A US breast cancer researcher is battling a pay cut and demotion imposed on her by the University of North Carolina after a server she was responsible for was hacked, exposing some 180,000 patient details.
Epidemiologist Bonnie Yankaskas was demoted from full to associate professor and had her pay cut from US$178,000 to US$93,000 after the data breach was detected in 2009, some two years after the incident.
The university had reportedly attempted to fire Yankaskas before demoting her over the incident.
Yankaskas believed the IT department should be held responsible for the security of the server and has taken her case to the university's board.
"I clearly have been scapegoated," she told North Carolina publication the News Observer.
"I bear the responsibility for my group doing what's right. But do I bear the responsibility for this machine not being secure? How do you lay that on me?"
The data breach was caused by a hacker which stumbled onto the university's Mammography Registry. The registry contained details collected from 35 breast testing clinics across North Carolina. The exposed data was not stored behind a firewall.
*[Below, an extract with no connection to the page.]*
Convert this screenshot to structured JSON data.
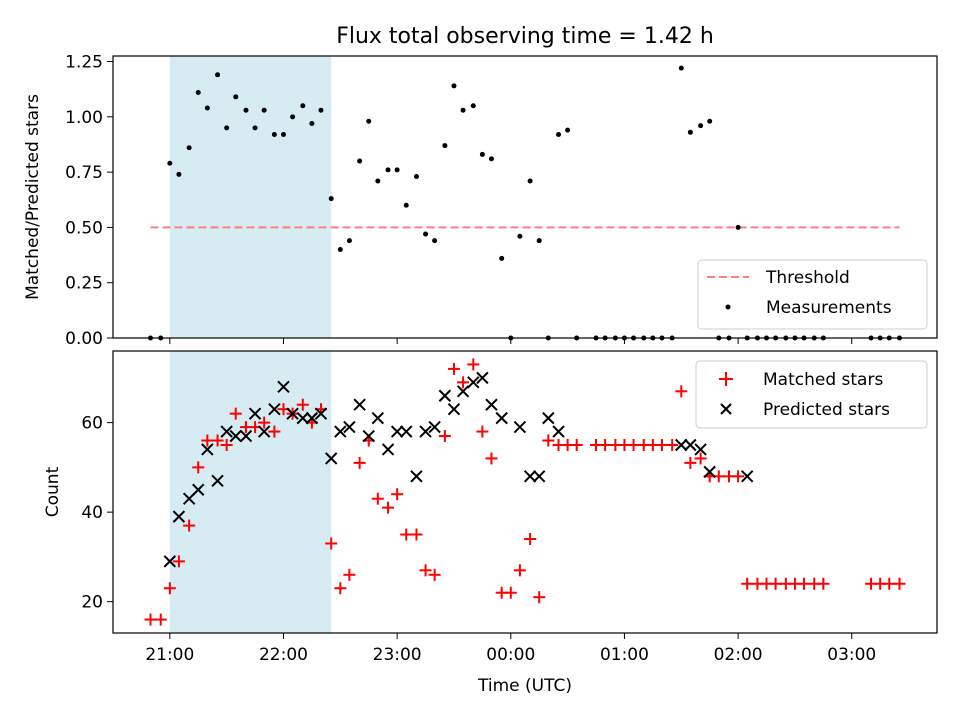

The cost to the university to send out notifications of the breach and establish a call centre to handle questions by recipients was $250,000, according to the News Observer report.
"At some point, you may have obtained a mammogram from one of the more than 35 practices in North Carolina that partner with the Carolina Mammography Registry," the university said on an explanatory page.
Although the university was unable to determine whether any personal information was accessed, it said that 114,000 social security numbers were exposed in the incident.
The university said it no longer received complete Social Security Numbers but only the last four digits and was exploring ways for women to opt out of the research.